Nürnberg (epd). Die evangelische Nürnberger Regionalbischöfin Elisabeth Hann von Weyhern hat zu Pfingsten das Christenfest mit der Botschaft des Nürnberger Künstlers Albrecht Dürer verknüpft. Pfingsten sei ein Fest, "das wie Dürers Kunst Räume öffnet - für neue Perspektiven, für Begegnung und für Hoffnung", sagte sie laut einer Pressemitteilung vom Donnerstag. Am 21. Mai feierte die Stadt den 555. Geburtstag Dürers.

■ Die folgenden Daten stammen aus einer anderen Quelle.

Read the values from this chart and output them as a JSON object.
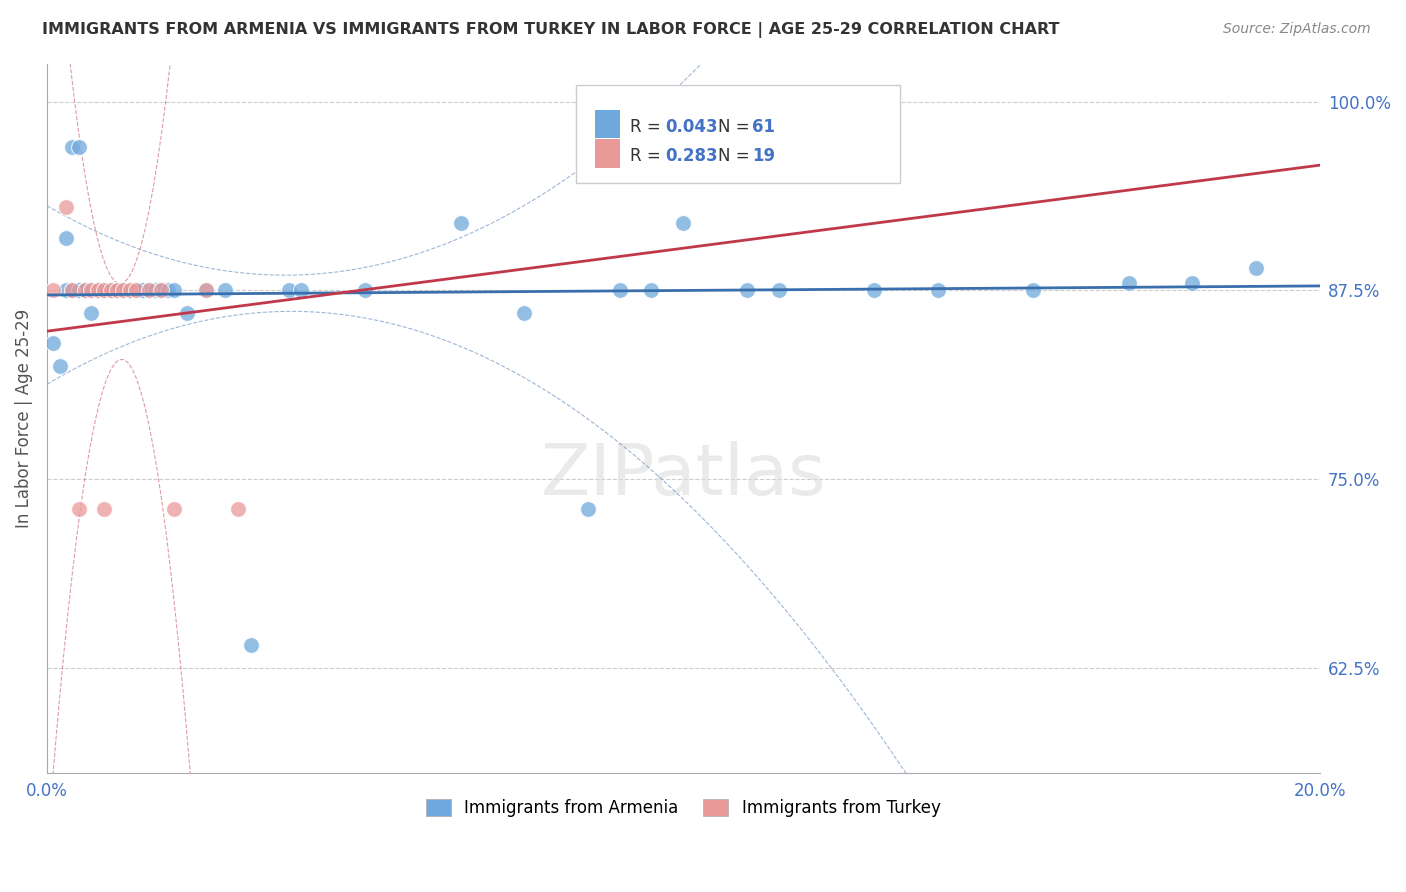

Im Zentrum ihrer Predigt am Pfingstsonntag (24. Mai) um 8.30 und um 10 Uhr in St. Sebald in Nürnberg stehe die biblische Pfingstgeschichte, die die Bischöfin als kraftvolle Erzählung gegen Angst und gesellschaftliche Verhärtung deute. "Wir erleben auch heute, wie sich Türen schließen - in Köpfen, in Debatten, im Miteinander", sagte Hann von Weyhern laut Mitteilung. Pfingsten ereigne sich jedoch genau dort: "Nicht bei den Mutigen mit fertigen Antworten, sondern bei denen, die nicht weiterwissen."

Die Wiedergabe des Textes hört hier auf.